= Al Ghamr =

Area in Jordan

Al Ghamr (الغمر) is an area in Wadi Arabah, Aqaba Governorate, Jordan.

==History==
The area was occupied by Israeli forces after the Six-Day War in 1967 and a Nahal settlement was founded in 1968 where Bildad Camp is now. In 1975, it was established as a moshav, to be known as Tzofar, by city residents and native moshavniks and moved several kilometers north to reach its modern site.

After the Israel–Jordan peace treaty of 1994, Israel transferred a portion of the area to Jordanian control but rented the land so that Israeli workers from the moshav could continue to cultivate it. The 25-year renewable lease lasted until 2019 and the Jordanian government announced the end of the lease. The treaty gives Jordan the right to do so on the condition that one years' notice is given, which coincided with the announcement in October 2018.

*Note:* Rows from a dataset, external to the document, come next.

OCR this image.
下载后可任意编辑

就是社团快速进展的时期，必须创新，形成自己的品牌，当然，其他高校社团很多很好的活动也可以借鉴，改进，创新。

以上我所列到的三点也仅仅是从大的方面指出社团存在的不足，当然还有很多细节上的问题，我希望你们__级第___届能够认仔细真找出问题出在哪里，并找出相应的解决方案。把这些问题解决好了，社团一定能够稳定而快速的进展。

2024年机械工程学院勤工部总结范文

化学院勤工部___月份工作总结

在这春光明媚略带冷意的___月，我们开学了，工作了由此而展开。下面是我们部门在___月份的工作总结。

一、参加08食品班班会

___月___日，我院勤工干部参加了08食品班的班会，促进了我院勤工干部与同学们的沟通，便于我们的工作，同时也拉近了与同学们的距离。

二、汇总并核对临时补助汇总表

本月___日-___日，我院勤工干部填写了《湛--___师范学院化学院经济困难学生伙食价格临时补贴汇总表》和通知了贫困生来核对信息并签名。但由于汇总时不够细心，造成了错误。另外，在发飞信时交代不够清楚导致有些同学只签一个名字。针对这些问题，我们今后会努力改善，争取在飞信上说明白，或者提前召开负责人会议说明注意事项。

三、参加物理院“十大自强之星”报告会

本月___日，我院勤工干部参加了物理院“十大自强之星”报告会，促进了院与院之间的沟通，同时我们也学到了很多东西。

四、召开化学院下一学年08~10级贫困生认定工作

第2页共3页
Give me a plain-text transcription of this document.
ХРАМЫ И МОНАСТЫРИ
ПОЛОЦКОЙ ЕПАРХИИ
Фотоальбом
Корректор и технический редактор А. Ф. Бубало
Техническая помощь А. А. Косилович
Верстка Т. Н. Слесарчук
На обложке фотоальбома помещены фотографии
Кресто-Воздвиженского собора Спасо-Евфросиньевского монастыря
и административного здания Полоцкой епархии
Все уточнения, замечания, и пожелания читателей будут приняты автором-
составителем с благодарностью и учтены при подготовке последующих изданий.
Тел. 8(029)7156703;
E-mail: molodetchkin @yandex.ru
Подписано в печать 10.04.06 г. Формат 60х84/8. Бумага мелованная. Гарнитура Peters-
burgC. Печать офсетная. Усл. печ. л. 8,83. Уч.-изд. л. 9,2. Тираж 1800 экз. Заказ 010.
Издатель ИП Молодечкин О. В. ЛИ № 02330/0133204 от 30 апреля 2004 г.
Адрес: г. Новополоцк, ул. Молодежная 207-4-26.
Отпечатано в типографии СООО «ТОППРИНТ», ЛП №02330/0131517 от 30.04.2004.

The enclave is next to Tzofar, which comprises 4,500 dunams, of which 1,500 dunams are cultivated as agricultural land, including greenhouses. In practice, it was a demilitarized zone that allowed the residents of Tzofar to do agricultural work from morning until nightfall.

In October 2019, Israeli officials said that King Abdullah II of Jordan agreed that Israeli farmers can continue working their crops in Al Ghamr enclave for another season. Jordan denied the Israeli officials' claim and said the decision to take the land was "final and decisive". Abdullah II said that as of November 10, 2019, Israeli farmers will be banned from entering Al Ghamr enclave.

During late April 2020, the land was handed back to Jordanian control.